ComfyUI custom node to run GLM-OCR locally. Loads the model straight from your ComfyUI models folder — no Ollama, no API calls.
GLM-OCR is a 0.9B vision-language model built for document understanding. You give it an image and a task prompt, it gives you text back. Works well on:
- Scanned documents and photos of text
- Tables (outputs markdown)
- Math formulas (outputs LaTeX)
- General image description
Scans every checkpoint directory ComfyUI knows about (including paths from extra_model_paths.yaml) and lists any subfolder that contains a config.json.

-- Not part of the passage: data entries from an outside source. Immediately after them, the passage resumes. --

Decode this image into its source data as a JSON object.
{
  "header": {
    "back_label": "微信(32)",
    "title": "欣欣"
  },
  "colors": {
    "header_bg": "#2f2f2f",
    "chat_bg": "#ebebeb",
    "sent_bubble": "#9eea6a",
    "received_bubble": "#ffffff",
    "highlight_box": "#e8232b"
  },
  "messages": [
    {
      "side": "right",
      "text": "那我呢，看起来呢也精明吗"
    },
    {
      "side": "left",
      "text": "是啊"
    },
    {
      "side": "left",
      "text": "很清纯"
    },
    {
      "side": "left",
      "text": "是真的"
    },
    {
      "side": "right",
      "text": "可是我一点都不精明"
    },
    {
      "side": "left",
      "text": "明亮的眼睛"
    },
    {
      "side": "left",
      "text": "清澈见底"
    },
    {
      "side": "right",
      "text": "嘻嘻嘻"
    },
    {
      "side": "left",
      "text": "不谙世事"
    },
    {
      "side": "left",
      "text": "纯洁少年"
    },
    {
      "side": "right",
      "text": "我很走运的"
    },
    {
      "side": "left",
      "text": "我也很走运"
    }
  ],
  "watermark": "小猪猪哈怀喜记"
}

Select your model from the dropdown — no hardcoded paths.
Takes the loaded model + an image and runs inference.
| Input | Description |
|---|---|
glm_ocr_model |
from the loader node |
image |
any ComfyUI IMAGE |
task_prompt |
preset task — see table below |
max_new_tokens |
max output length (default 2048) |
custom_prompt |
leave empty to use task_prompt, or type anything |
| Task Prompt | Use |
|---|---|
Text Recognition: |
extract all text from the image |
Formula Recognition: |
extract math as LaTeX |
Table Recognition: |
extract tables as markdown |
Describe the image. |
general description |
Output is a STRING — connect it to ShowText or any other text node.

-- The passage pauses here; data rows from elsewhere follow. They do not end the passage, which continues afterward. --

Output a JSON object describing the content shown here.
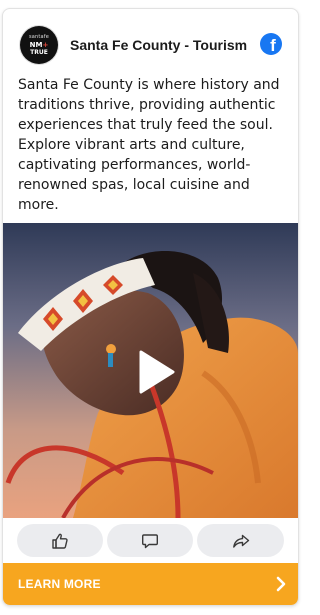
{
  "post": {
    "page_name": "Santa Fe County - Tourism",
    "avatar_logo": {
      "line1": "santafe",
      "line2_left": "NM",
      "line2_plus": "+",
      "line3": "TRUE"
    },
    "network_icon": "facebook-icon",
    "body": "Santa Fe County is where history and traditions thrive, providing authentic experiences that truly feed the soul. Explore vibrant arts and culture, captivating performances, world-renowned spas, local cuisine and more."
  },
  "media": {
    "type": "video",
    "play_icon": "play-icon"
  },
  "actions": [
    {
      "icon": "thumbs-up-icon"
    },
    {
      "icon": "comment-icon"
    },
    {
      "icon": "share-icon"
    }
  ],
  "cta": {
    "label": "LEARN MORE",
    "icon": "chevron-right-icon"
  },
  "colors": {
    "cta_background": "#f7a61f",
    "facebook_blue": "#1877f2",
    "action_button_background": "#ebecef"
  }
}
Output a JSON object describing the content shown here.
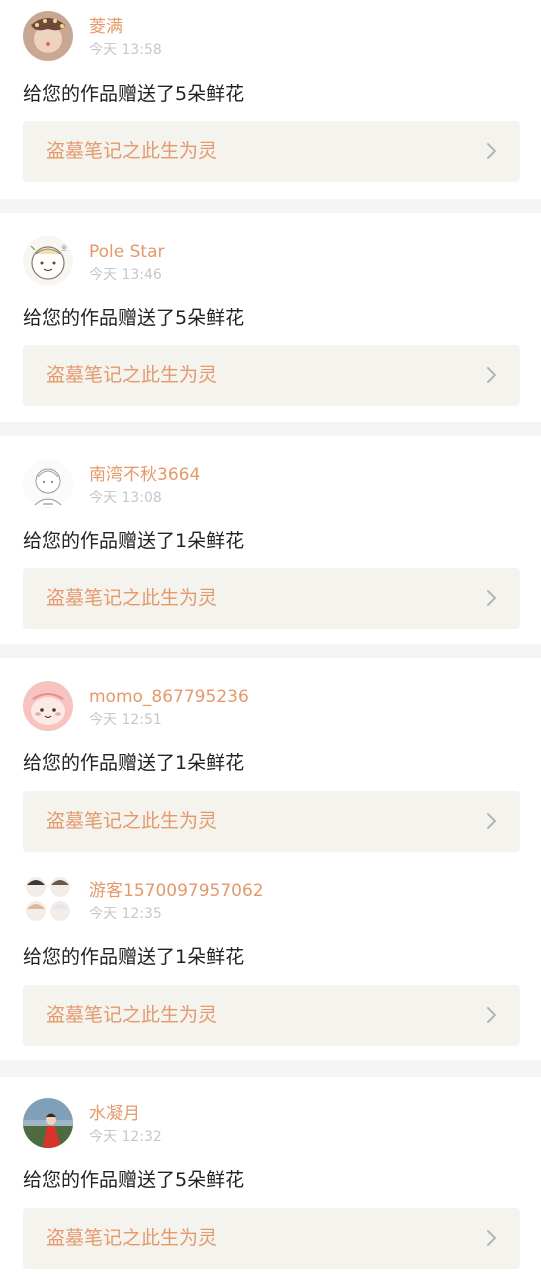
{
  "colors": {
    "accent": "#e4996a",
    "timestamp": "#c7c7c7",
    "message": "#222222",
    "link_bg": "#f4f3ee",
    "separator": "#f5f5f5"
  },
  "notifications": [
    {
      "username": "菱满",
      "time": "今天 13:58",
      "message": "给您的作品赠送了5朵鲜花",
      "work_title": "盗墓笔记之此生为灵",
      "chevron_icon": "chevron-right-icon"
    },
    {
      "username": "Pole Star",
      "time": "今天 13:46",
      "message": "给您的作品赠送了5朵鲜花",
      "work_title": "盗墓笔记之此生为灵",
      "chevron_icon": "chevron-right-icon"
    },
    {
      "username": "南湾不秋3664",
      "time": "今天 13:08",
      "message": "给您的作品赠送了1朵鲜花",
      "work_title": "盗墓笔记之此生为灵",
      "chevron_icon": "chevron-right-icon"
    },
    {
      "username": "momo_867795236",
      "time": "今天 12:51",
      "message": "给您的作品赠送了1朵鲜花",
      "work_title": "盗墓笔记之此生为灵",
      "chevron_icon": "chevron-right-icon"
    },
    {
      "username": "游客1570097957062",
      "time": "今天 12:35",
      "message": "给您的作品赠送了1朵鲜花",
      "work_title": "盗墓笔记之此生为灵",
      "chevron_icon": "chevron-right-icon"
    },
    {
      "username": "水凝月",
      "time": "今天 12:32",
      "message": "给您的作品赠送了5朵鲜花",
      "work_title": "盗墓笔记之此生为灵",
      "chevron_icon": "chevron-right-icon"
    }
  ]
}
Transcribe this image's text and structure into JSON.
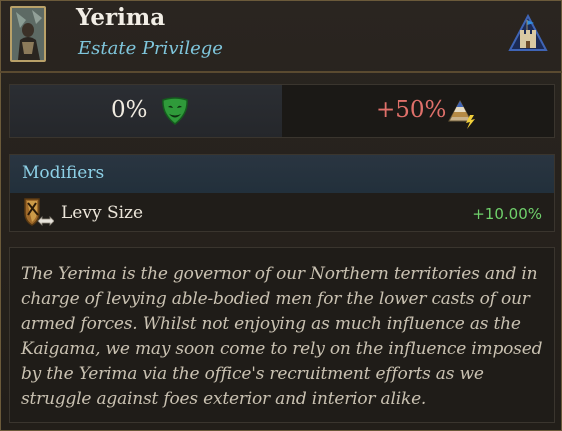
{
  "header": {
    "title": "Yerima",
    "subtitle": "Estate Privilege",
    "portrait_icon": "portrait-icon",
    "estate_icon": "castle-estate-icon"
  },
  "stats": {
    "loyalty_value": "0%",
    "loyalty_icon": "green-mask-icon",
    "influence_value": "+50%",
    "influence_icon": "power-pyramid-icon",
    "influence_color": "#e0706a"
  },
  "modifiers": {
    "title": "Modifiers",
    "items": [
      {
        "icon": "levy-size-icon",
        "label": "Levy Size",
        "value": "+10.00%",
        "color": "#6fd06b"
      }
    ]
  },
  "description": {
    "text": "The Yerima is the governor of our Northern territories and in charge of levying able-bodied men for the lower casts of our armed forces. Whilst not enjoying as much influence as the Kaigama, we may soon come to rely on the influence imposed by the Yerima via the office's recruitment efforts as we struggle against foes exterior and interior alike."
  },
  "colors": {
    "accent_blue": "#7fc6dc",
    "border_gold": "#6b5a3a"
  }
}
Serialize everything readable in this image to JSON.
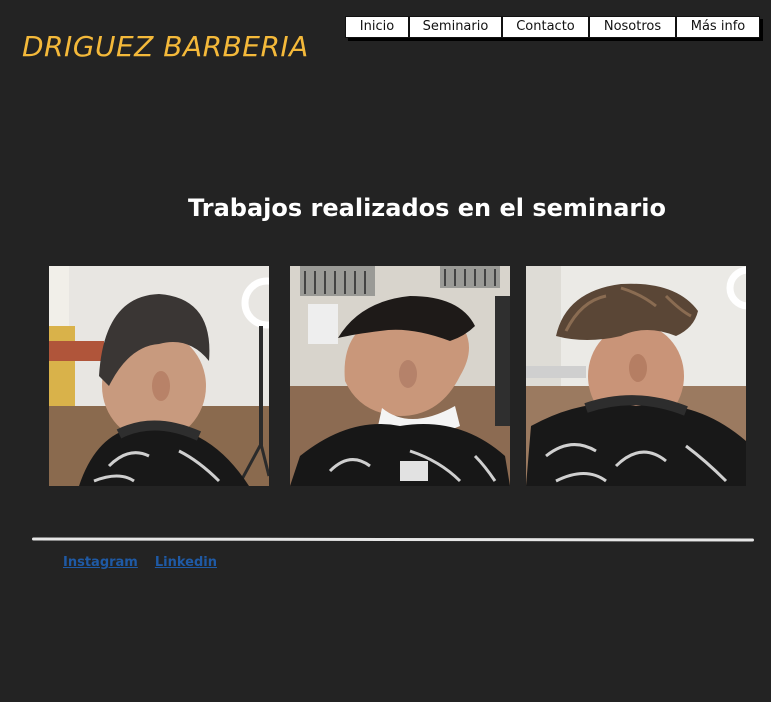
{
  "header": {
    "brand": "DRIGUEZ BARBERIA",
    "nav": [
      "Inicio",
      "Seminario",
      "Contacto",
      "Nosotros",
      "Más info"
    ]
  },
  "main": {
    "title": "Trabajos realizados en el seminario",
    "photos": [
      "haircut-photo-1",
      "haircut-photo-2",
      "haircut-photo-3"
    ]
  },
  "footer": {
    "links": [
      "Instagram",
      "Linkedin"
    ]
  },
  "colors": {
    "background": "#232323",
    "brand": "#f4b93a",
    "nav_background": "#ffffff",
    "link": "#1f5aa5"
  }
}
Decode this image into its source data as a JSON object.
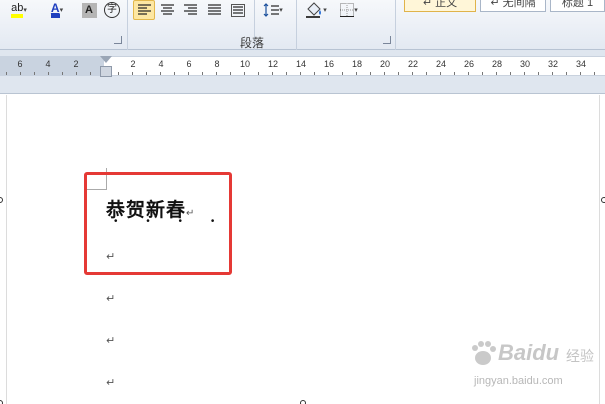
{
  "ribbon": {
    "font_tools": {
      "highlight": "ab",
      "font_color": "A",
      "char_shading": "A",
      "enclose_char": "字"
    },
    "paragraph_group_label": "段落",
    "styles": {
      "normal": "↵ 正文",
      "no_spacing": "↵ 无间隔",
      "heading1": "标题 1"
    }
  },
  "ruler": {
    "labels": [
      "6",
      "4",
      "2",
      "2",
      "4",
      "6",
      "8",
      "10",
      "12",
      "14",
      "16",
      "18",
      "20",
      "22",
      "24",
      "26",
      "28",
      "30",
      "32",
      "34"
    ]
  },
  "document": {
    "heading": "恭贺新春",
    "heading_mark": "↵",
    "emphasis_dots": "• • • •",
    "empty_paragraphs": [
      "↵",
      "↵",
      "↵",
      "↵"
    ]
  },
  "watermark": {
    "brand": "Baidu",
    "cn": "经验",
    "url": "jingyan.baidu.com"
  },
  "colors": {
    "highlight_box": "#e53935",
    "ribbon_active": "#fde7a3"
  }
}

Clone into your ComfyUI/custom_nodes/ folder:
cd ComfyUI/custom_nodes
git clone https://github.com/Dangocan/comfyui_glm_ocrOr use ComfyUI Manager → Install via Git URL → paste the repo URL.
Put the model in any checkpoint directory ComfyUI knows about. Example:
ComfyUI/models/checkpoints/GLM-OCR/
The folder needs to contain config.json, model.safetensors, and the tokenizer files. Download with:
huggingface-cli download zai-org/GLM-OCR --local-dir ComfyUI/models/checkpoints/GLM-OCROr download manually from https://huggingface.co/zai-org/GLM-OCR/tree/main
GLM-OCR requires transformers >= 5.3.0. Run this to check:
python -c "import transformers; print(transformers.__version__)"If it's below 5.3.0 or you get an error about glm_ocr architecture not being recognized, install from source:
pip install git+https://github.com/huggingface/transformers.gitThe nodes show up under the GLM-OCR category.

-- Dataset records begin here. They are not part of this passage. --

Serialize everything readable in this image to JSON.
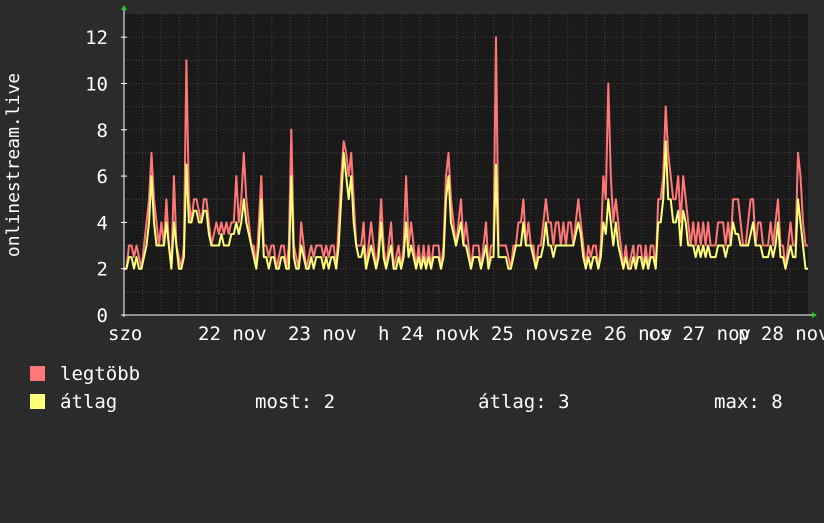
{
  "chart_data": {
    "type": "line",
    "ylabel": "onlinestream.live",
    "ylim": [
      0,
      13
    ],
    "y_ticks": [
      0,
      2,
      4,
      6,
      8,
      10,
      12
    ],
    "x_ticks": [
      "szo",
      "22 nov",
      "23 nov",
      "h 24 nov",
      "k 25 nov",
      "sze 26 nov",
      "cs 27 nov",
      "p 28 nov"
    ],
    "grid": true,
    "series": [
      {
        "name": "legtöbb",
        "color": "#ff7777",
        "values": [
          2,
          2,
          3,
          3,
          2.5,
          3,
          2.5,
          2,
          3,
          4,
          5,
          7,
          5,
          4,
          3,
          4,
          3,
          5,
          3,
          2,
          6,
          3,
          2.5,
          2,
          3,
          11,
          5,
          4,
          5,
          5,
          4.5,
          4,
          5,
          5,
          4,
          3,
          3.5,
          4,
          3.5,
          4,
          3.5,
          4,
          3.5,
          4,
          4,
          6,
          4,
          5,
          7,
          5,
          4,
          3,
          3,
          2,
          4,
          6,
          3,
          3,
          2.5,
          3,
          3,
          2,
          2.5,
          3,
          3,
          2,
          3,
          8,
          3,
          2.5,
          2,
          4,
          3,
          2,
          2.5,
          3,
          2.5,
          3,
          3,
          3,
          2.5,
          3,
          2.5,
          3,
          3,
          2,
          4,
          6,
          7.5,
          7,
          6,
          7,
          5,
          3,
          3,
          3,
          4,
          2,
          3,
          4,
          3,
          2,
          3,
          5,
          3,
          2,
          3,
          4,
          2,
          2.5,
          3,
          2,
          3,
          6,
          3,
          4,
          3,
          2,
          3,
          2,
          3,
          2,
          3,
          2,
          3,
          3,
          3,
          2,
          3,
          6,
          7,
          5,
          4,
          3,
          4,
          5,
          3,
          4,
          3,
          2,
          3,
          3,
          3,
          2,
          3,
          4,
          2,
          3,
          3,
          12,
          3,
          3,
          3,
          3,
          2.5,
          2,
          3,
          3,
          4,
          4,
          5,
          3,
          4,
          3,
          3,
          2,
          3,
          3,
          4,
          5,
          4,
          4,
          3,
          4,
          4,
          3,
          4,
          3,
          4,
          4,
          3,
          4,
          5,
          4,
          3,
          2,
          3,
          2.5,
          3,
          3,
          2,
          3,
          6,
          5,
          10,
          6,
          4,
          5,
          4,
          3,
          2,
          3,
          2,
          2.5,
          3,
          2,
          3,
          3,
          2,
          3,
          2,
          3,
          3,
          2,
          5,
          5,
          6,
          9,
          7,
          6,
          5,
          5,
          6,
          4,
          6,
          5,
          4,
          3,
          4,
          3,
          4,
          3,
          4,
          3,
          4,
          3,
          3,
          3,
          4,
          4,
          4,
          3,
          4,
          3,
          5,
          5,
          5,
          4,
          3,
          3,
          4,
          5,
          5,
          3,
          4,
          4,
          3,
          3,
          3,
          4,
          3,
          4,
          5,
          3,
          3,
          2,
          3,
          4,
          3,
          3,
          7,
          6,
          4,
          3,
          3
        ]
      },
      {
        "name": "átlag",
        "color": "#ffff77",
        "values": [
          2,
          2,
          2.5,
          2.5,
          2,
          2.5,
          2,
          2,
          2.5,
          3,
          4,
          6,
          4,
          3,
          3,
          3,
          3,
          4,
          3,
          2,
          4,
          3,
          2,
          2,
          2.5,
          6.5,
          4,
          4,
          4.5,
          4.5,
          4,
          4,
          4.5,
          4.5,
          3.5,
          3,
          3,
          3,
          3,
          3.5,
          3,
          3,
          3,
          3.5,
          3.5,
          4,
          3.5,
          4,
          5,
          4,
          3.5,
          3,
          2.5,
          2,
          3,
          5,
          2.5,
          2.5,
          2,
          2.5,
          2.5,
          2,
          2,
          2.5,
          2.5,
          2,
          2,
          6,
          2.5,
          2,
          2,
          3,
          2.5,
          2,
          2,
          2.5,
          2,
          2.5,
          2.5,
          2.5,
          2,
          2.5,
          2,
          2.5,
          2.5,
          2,
          3,
          5,
          7,
          6,
          5,
          6,
          4,
          3,
          2.5,
          2.5,
          3,
          2,
          2.5,
          3,
          2.5,
          2,
          2.5,
          4,
          2.5,
          2,
          2.5,
          3,
          2,
          2,
          2.5,
          2,
          2.5,
          4,
          2.5,
          3,
          2.5,
          2,
          2.5,
          2,
          2.5,
          2,
          2.5,
          2,
          2.5,
          2.5,
          2.5,
          2,
          2.5,
          5,
          6,
          4,
          3.5,
          3,
          3.5,
          4,
          3,
          3,
          2.5,
          2,
          2.5,
          2.5,
          2.5,
          2,
          2.5,
          3,
          2,
          2.5,
          2.5,
          6.5,
          2.5,
          2.5,
          2.5,
          2.5,
          2,
          2,
          2.5,
          3,
          3,
          3,
          4,
          3,
          3,
          3,
          2.5,
          2,
          2.5,
          2.5,
          3,
          4,
          3,
          3,
          2.5,
          3,
          3,
          3,
          3,
          3,
          3,
          3,
          3,
          3.5,
          4,
          3.5,
          2.5,
          2,
          2.5,
          2,
          2.5,
          2.5,
          2,
          2.5,
          4,
          3.5,
          5,
          4,
          3,
          4,
          3,
          2.5,
          2,
          2.5,
          2,
          2,
          2.5,
          2,
          2.5,
          2.5,
          2,
          2.5,
          2,
          2.5,
          2.5,
          2,
          4,
          4,
          5,
          7.5,
          5,
          5,
          4,
          4,
          4.5,
          3,
          4.5,
          4,
          3,
          3,
          3,
          2.5,
          3,
          2.5,
          3,
          2.5,
          3,
          2.5,
          2.5,
          2.5,
          3,
          3,
          3,
          2.5,
          3,
          3,
          4,
          3.5,
          3.5,
          3,
          3,
          3,
          3,
          3.5,
          4,
          3,
          3,
          3,
          2.5,
          2.5,
          2.5,
          3,
          2.5,
          3,
          4,
          2.5,
          2.5,
          2,
          2.5,
          3,
          2.5,
          2.5,
          5,
          4,
          3,
          2,
          2
        ]
      }
    ]
  },
  "legend": {
    "items": [
      {
        "label": "legtöbb",
        "color": "#ff7777"
      },
      {
        "label": "átlag",
        "color": "#ffff77"
      }
    ],
    "stats": {
      "now": "most: 2",
      "avg": "átlag: 3",
      "max": "max: 8"
    }
  }
}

If your models are on a separate drive, add it to extra_model_paths.yaml in your ComfyUI root:
comfyui:
base_path: D:/MyModels/
checkpoints: checkpoints/The loader node picks up any registered checkpoint path automatically.
- ComfyUI
- Python 3.10+
- PyTorch (CUDA recommended)
transformers >= 5.3.0(install from git — see above)Pillow
zai-org/GLM-OCR — https://huggingface.co/zai-org/GLM-OCR
MIT License